Although unusual in the legal field, these mathematical models have been widely recognized in computational biology, public health care providing, and image processing, which ultimately led to the development of many distinct techniques for both inference and learning. Adjustments to the default graphical models can be made for a legal study, such as incorporating temporal dimensions and other concepts from natural language processing to precisely define the general idea of textual influence.

 

The suggested approach benefits not only from a mathematics-law interaction, but also from inputs of fields of research in which these techniques are often applied. The database to be produced will be available via the FGV’s Dataverse platform, providing for public access and use by other researchers and the general public. In collaboration with Queen Mary and Fiocruz, this innovative research project in the field of law, health and mathematics aims to evaluate the impact of WHO norms on domestic legal systems and to foster the development of multidisciplinary-empirical approaches in legal research.


This research project aims to: (1) evaluate the impact of WHO norms in Brazil’s legal system, (2) foster the development of multidisciplinary-empirical approaches in legal research and (3) create a sustainable transatlantic network of experts in the area.
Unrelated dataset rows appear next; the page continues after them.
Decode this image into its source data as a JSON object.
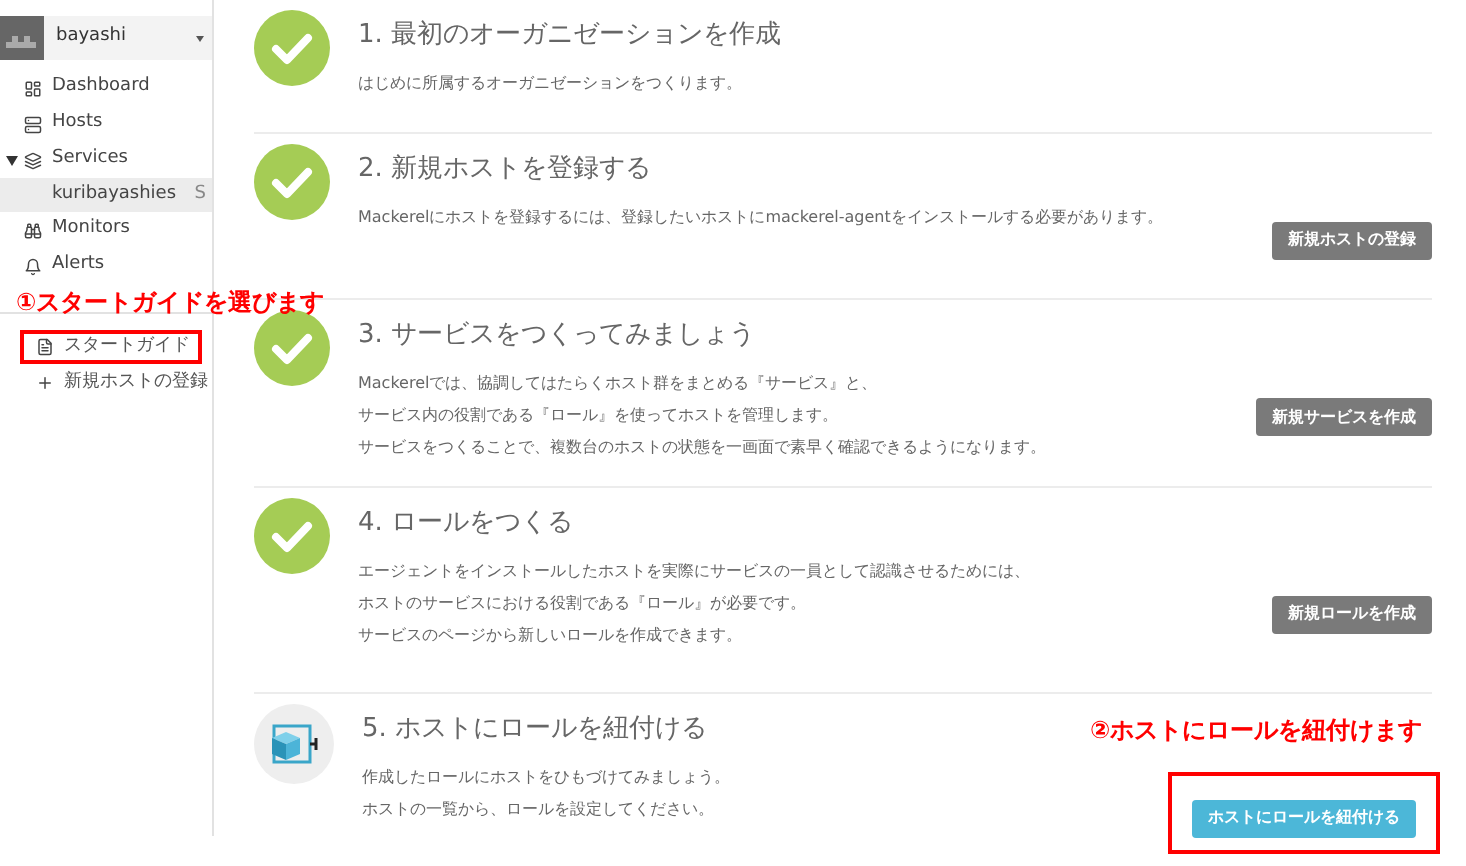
{
  "sidebar": {
    "org": {
      "name": "bayashi"
    },
    "nav": [
      {
        "kind": "dashboard",
        "label": "Dashboard"
      },
      {
        "kind": "hosts",
        "label": "Hosts"
      },
      {
        "kind": "services",
        "label": "Services",
        "expanded": true,
        "children": [
          {
            "label": "kuribayashies",
            "badge": "S",
            "selected": true
          }
        ]
      },
      {
        "kind": "monitors",
        "label": "Monitors"
      },
      {
        "kind": "alerts",
        "label": "Alerts"
      }
    ],
    "guide": [
      {
        "kind": "doc",
        "label": "スタートガイド",
        "highlighted": true
      },
      {
        "kind": "add",
        "label": "新規ホストの登録",
        "highlighted": false
      }
    ]
  },
  "steps": [
    {
      "done": true,
      "title": "1. 最初のオーガニゼーションを作成",
      "lines": [
        "はじめに所属するオーガニゼーションをつくります。"
      ]
    },
    {
      "done": true,
      "title": "2. 新規ホストを登録する",
      "lines": [
        "Mackerelにホストを登録するには、登録したいホストにmackerel-agentをインストールする必要があります。"
      ],
      "button": {
        "label": "新規ホストの登録",
        "kind": "default",
        "highlighted": false
      }
    },
    {
      "done": true,
      "title": "3. サービスをつくってみましょう",
      "lines": [
        "Mackerelでは、協調してはたらくホスト群をまとめる『サービス』と、",
        "サービス内の役割である『ロール』を使ってホストを管理します。",
        "サービスをつくることで、複数台のホストの状態を一画面で素早く確認できるようになります。"
      ],
      "button": {
        "label": "新規サービスを作成",
        "kind": "default",
        "highlighted": false
      }
    },
    {
      "done": true,
      "title": "4. ロールをつくる",
      "lines": [
        "エージェントをインストールしたホストを実際にサービスの一員として認識させるためには、",
        "ホストのサービスにおける役割である『ロール』が必要です。",
        "サービスのページから新しいロールを作成できます。"
      ],
      "button": {
        "label": "新規ロールを作成",
        "kind": "default",
        "highlighted": false
      }
    },
    {
      "done": false,
      "title": "5. ホストにロールを紐付ける",
      "lines": [
        "作成したロールにホストをひもづけてみましょう。",
        "ホストの一覧から、ロールを設定してください。"
      ],
      "button": {
        "label": "ホストにロールを紐付ける",
        "kind": "primary",
        "highlighted": true
      }
    }
  ],
  "annotations": [
    "①スタートガイドを選びます",
    "②ホストにロールを紐付けます"
  ]
}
A detailed work plan was developed to ensure the project’s feasibility. The following steps are foreseen in the project’s implementation plan: 

  • Qualitative research plan: undertaking literature survey on influence and impact in international law; defining the themes, sub-themes and time periods for the production of graphics; 

  • Quantitative research plan: carrying out a survey of WHO references in the Brazilian Executive, Legislative and Judiciary branches; conducting a quantitative and qualitative analysis of the collected data; developing natural language processing models for the classification of normative texts; obtaining data with the key words of each of the Brazil’s Federal branches; extracting material for qualitative analysis; 

  • Products planned: consolidating the results in the qualitative analysis on the data basis; writing an article on the research preliminary results and comparing the results of the model and the differentiation between binding and non-binding norms; planning and organising a seminar to present partial results.